Touch of the vapours



Excellent newcomers continue to arrive here daily, or rather nightly, in spite of some interesting weather conditions. Massive claps of thunder woke us at 3am on Friday to find the surrounding area blazing white at regular and brief intervals as lightning played all around. Saturday night featured a roof-drumming torrential downpour.

In such circumstances, the Vapourer moth is an appropriate visitor with the somewhat sulphurous ring to its name. It looks potentially like one of Old Nick's crew, don't you think, with that pair of gleaming, closely-set 'eyes'. Try as I might, however, I have yet to track down online a reason for the name 'Vapourer'. My best guess is that it stems from the exceptionally powerful pheromones emitted by the female to attract suitors.

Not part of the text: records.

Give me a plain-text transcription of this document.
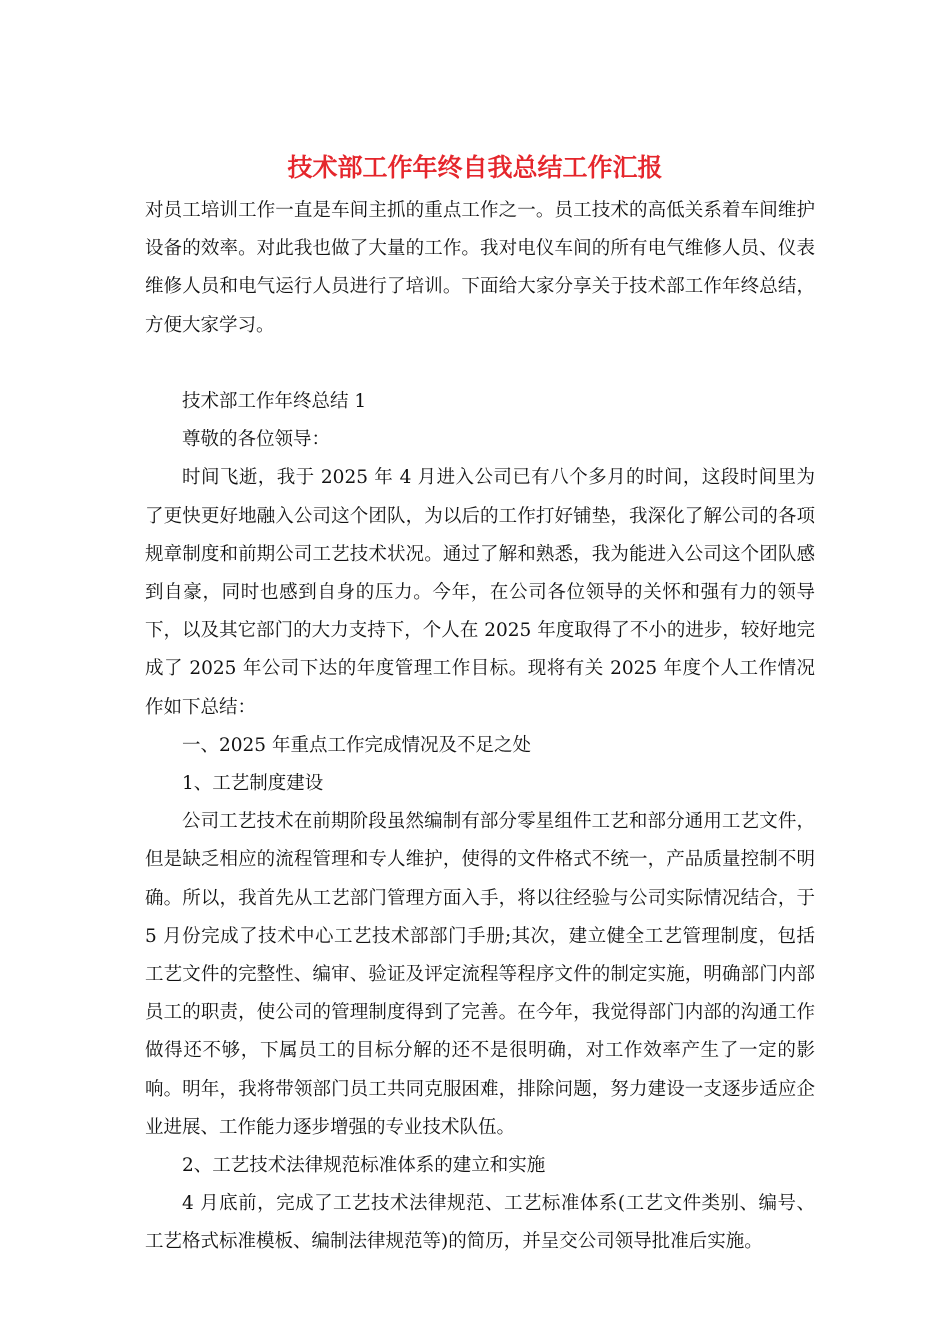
技术部工作年终自我总结工作汇报

对员工培训工作一直是车间主抓的重点工作之一。员工技术的高低关系着车间维护设备的效率。对此我也做了大量的工作。我对电仪车间的所有电气维修人员、仪表维修人员和电气运行人员进行了培训。下面给大家分享关于技术部工作年终总结，方便大家学习。

技术部工作年终总结 1

尊敬的各位领导：

时间飞逝，我于 2025 年 4 月进入公司已有八个多月的时间，这段时间里为了更快更好地融入公司这个团队，为以后的工作打好铺垫，我深化了解公司的各项规章制度和前期公司工艺技术状况。通过了解和熟悉，我为能进入公司这个团队感到自豪，同时也感到自身的压力。今年，在公司各位领导的关怀和强有力的领导下，以及其它部门的大力支持下，个人在 2025 年度取得了不小的进步，较好地完成了 2025 年公司下达的年度管理工作目标。现将有关 2025 年度个人工作情况作如下总结：

一、2025 年重点工作完成情况及不足之处

1、工艺制度建设

公司工艺技术在前期阶段虽然编制有部分零星组件工艺和部分通用工艺文件，但是缺乏相应的流程管理和专人维护，使得的文件格式不统一，产品质量控制不明确。所以，我首先从工艺部门管理方面入手，将以往经验与公司实际情况结合，于 5 月份完成了技术中心工艺技术部部门手册;其次，建立健全工艺管理制度，包括工艺文件的完整性、编审、验证及评定流程等程序文件的制定实施，明确部门内部员工的职责，使公司的管理制度得到了完善。在今年，我觉得部门内部的沟通工作做得还不够，下属员工的目标分解的还不是很明确，对工作效率产生了一定的影响。明年，我将带领部门员工共同克服困难，排除问题，努力建设一支逐步适应企业进展、工作能力逐步增强的专业技术队伍。

2、工艺技术法律规范标准体系的建立和实施

4 月底前，完成了工艺技术法律规范、工艺标准体系(工艺文件类别、编号、工艺格式标准模板、编制法律规范等)的简历，并呈交公司领导批准后实施。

Her need to do this becomes clear if you look at my picture, left, lifted from the Moth Bible, my constant rod and staff. While the male zooms around on his handsome foxy-coloured wings - a good alternative name for the species is Rusty Tussock - his partner is wingless and resembles nothing so much as a fat woodlouse.

And yet she has actually evolved into this state, dispensing with the wings her forebears once had so that she can save her energy for producing eggs. From the human point of view (and the impossible thing I would most like to do is fly under my own power), this seems a definite step back. But evolution is concerned only with reproducing the species, so Miss Vapourer sits comfortably on her tree trunk, turns on the scent glands and whoopee, males come from near and far.

The Vapourer is also interesting for its fantastic caterpillar, which is one of the best-armed against predators and further proof of evolution's power to protect. I've borrowed a picture from Wikipedia to show you its various spines, tussocks and warning colouration. And it's poisonous into the bargain.


The Dusky Sallow, by contrast, sports a beautifully gentle pattern whose tones have all the skilful matching of the flowers on one of William Morris's wallpaper designs. But it's also effective camouflage. Compare, for example, with the Army desert uniforms on the left.

Two other regulars, both here and in Leeds, have also put in their first appearances of 2014: the Copper Underwing (or Svensson's Copper Underwing; hard to tell apart without excessive intrusion) and a Dun-bar, an extremely variable moth. Both chose to snuggle up to udiies; the Copper Underwing choosing a Double Square-spot and the Dun-bar (like the Dusky Sallow) one of those curious tablet-like creatures, Common Footmen.